The next Georgia bar exam will depend more than ever on technology, given the test for more than 1,000 would-be attorneys will be conducted online. But for one key part, old-fashioned paper will play a big role.

The Office of Bar Admissions announced Monday that the three essay questions concerning Georgia law will be "open book," meaning applicants will be able to refer to paper books and paper notes.

Bar admissions Director Heidi Faenza told the Daily Report that allowed materials include "include paper notes, paper outlines, paper textbooks, paper bar prep materials, and paper copies of the Georgia Code."

Another wrinkle to the exam rules is that all candidates must use a computer that has a camera or connect to a separate online camera. "While you are logged into an exam session, the remote-proctored, online exam will be continuously recorded and monitored by both artificial intelligence and human proctors," the board office said in its announcement.

Monday's announcement came a week after the state Supreme Court canceled the in-person bar exam, which was initially scheduled for this month, then postponed to September due to the COVID-19 pandemic. With Georgia's virus caseload reaching its highest levels, the court canceled the September test and shifted to an online exam, Oct. 5-6, as several other states have done.

The bar admissions office said Monday it was still considering whether to enter reciprocity deals with other states by which each would recognize lawyers who passed the other's online exams. "The portability of your score for the online exam will depend on the bar admission rules in the jurisdiction in which you seek admission," the announcement said.

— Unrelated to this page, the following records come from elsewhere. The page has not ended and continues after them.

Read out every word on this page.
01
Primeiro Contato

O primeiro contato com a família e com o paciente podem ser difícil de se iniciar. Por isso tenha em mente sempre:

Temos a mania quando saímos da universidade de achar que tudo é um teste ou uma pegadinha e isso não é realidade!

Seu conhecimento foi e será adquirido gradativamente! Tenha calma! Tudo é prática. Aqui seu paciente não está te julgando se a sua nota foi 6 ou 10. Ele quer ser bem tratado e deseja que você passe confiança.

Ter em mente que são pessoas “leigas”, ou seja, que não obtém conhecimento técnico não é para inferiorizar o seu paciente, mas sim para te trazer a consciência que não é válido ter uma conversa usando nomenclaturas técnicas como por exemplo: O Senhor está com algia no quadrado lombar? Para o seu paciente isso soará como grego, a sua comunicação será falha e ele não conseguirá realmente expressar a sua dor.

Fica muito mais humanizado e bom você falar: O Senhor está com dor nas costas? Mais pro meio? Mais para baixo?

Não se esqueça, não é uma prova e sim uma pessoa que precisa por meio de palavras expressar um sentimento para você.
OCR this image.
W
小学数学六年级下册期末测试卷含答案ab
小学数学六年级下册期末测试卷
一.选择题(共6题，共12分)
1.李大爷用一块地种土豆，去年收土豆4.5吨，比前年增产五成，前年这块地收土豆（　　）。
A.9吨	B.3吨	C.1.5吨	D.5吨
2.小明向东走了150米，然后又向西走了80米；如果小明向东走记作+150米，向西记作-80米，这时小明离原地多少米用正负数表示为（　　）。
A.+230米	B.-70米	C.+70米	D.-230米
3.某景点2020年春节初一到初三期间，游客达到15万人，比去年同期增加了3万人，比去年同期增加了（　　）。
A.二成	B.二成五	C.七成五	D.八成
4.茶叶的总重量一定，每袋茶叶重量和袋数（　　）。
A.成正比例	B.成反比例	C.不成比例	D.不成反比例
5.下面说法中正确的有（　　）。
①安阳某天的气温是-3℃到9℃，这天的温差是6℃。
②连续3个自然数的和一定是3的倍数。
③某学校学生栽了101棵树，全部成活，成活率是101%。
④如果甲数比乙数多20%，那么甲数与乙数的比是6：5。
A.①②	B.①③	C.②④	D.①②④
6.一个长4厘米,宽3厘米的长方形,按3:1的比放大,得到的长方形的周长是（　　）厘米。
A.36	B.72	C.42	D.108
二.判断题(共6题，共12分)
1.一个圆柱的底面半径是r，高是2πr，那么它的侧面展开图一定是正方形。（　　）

Andrea Curcio, a Georgia State University law professor who was an early proponent of the need for bar exams to change to accommodate social distancing, told the Daily Report on Monday, "The Court and Board of Bar Examiners are doing their best in a very difficult situation with an untested exam and exam format. It's a tough job and they are really working hard to make this work as well and as smoothly as possible under the circumstances."

Curcio said her biggest concern is how the exam will be scored and reported in terms with previous years' exams, "It's a new exam format given on computers⁠—both of which may affect outcomes. Also, it is an exam given to examinees who have had so many twists and turns this year⁠—both in terms of life circumstances and in terms of ability to engage in focused study like in years past."

The bar admissions office said Monday that it will be working with a psychometrician⁠—an expert in validity and fairness of an testing program⁠—to "sustain high exam reliability while maintaining a standard that is reflective of past exams."

Curcio said consulting the expert is useful, but "it will be extremely difficult to accurately scale and equate this exam to past exams."

Curcio praised the open book Georgia essay questions: "Lawyering is an open book profession, and making these questions open book recognizes that."

She encouraged bar exam authorities to state which topic areas⁠—torts, contracts, evidence or  trusts and estates, for examples⁠—that will be covered. "Letting examinees focus on key topic areas would relieve some level of stress and would still test what we really want to know: can examinees structure a legal argument using the correct rules of law and appropriate factual analyses."

"Identifying key topic areas also would allow graduates to know what materials to bring to the exam while still requiring them to issue spot and engage in legal analysis," Curcio added.